Below is my attempt at a proof of the following. I hope somebody will grade my work.
Let $G$ be a group and $H\leq G$. Define an equivalence relation $\sim$ on $G$ by:
$a\sim b$ if and only if $a^{-1}b\in H$.
Prove that: $[a]=aH$.
First, I note that $[a] = \{x\in G : x\sim a\}$ and $aH = \{ah : h\in H\}$.
Let $x\in [a]$. Then $x\sim a$ i.e. $x^{-1}a \in H$. If we write that $h=x^{-1}a \in H$ and since we know $H\leq G$, then $x=ah^{-1}$. But $h^{-1}\in H$ which means $x\in aH$.
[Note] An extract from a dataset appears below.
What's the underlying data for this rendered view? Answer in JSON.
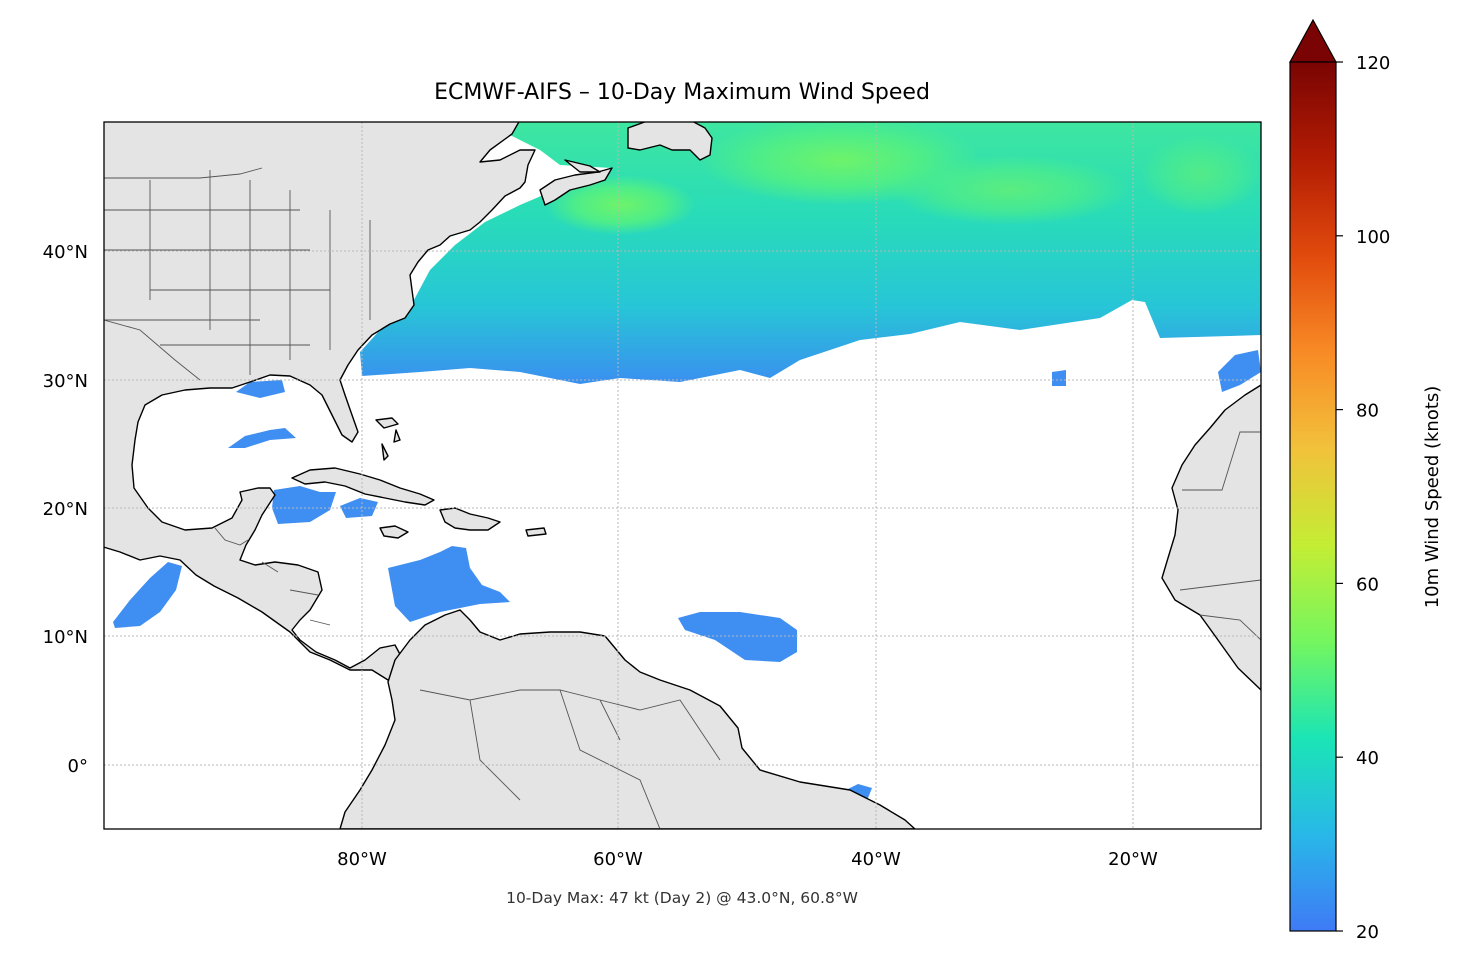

Let $x\in aH$. Then there exists $h\in H$ such that $x=ah$. Since $H\leq G$, we have inverse so $a^{-1}x = h$ and $h\in H$ so $a\sim x$. $\sim$ is an symmetric so $x \sim a$. Thus, $x\in [a]$.
It's mostly right. The only time you really need the fact that $H$ it's a subgroup of $G$ it's when you say that $h^{-1} \in H$ (and when you say that the relation is an equivalence relation). All the other times you are just using the fact that $G$ it's a group.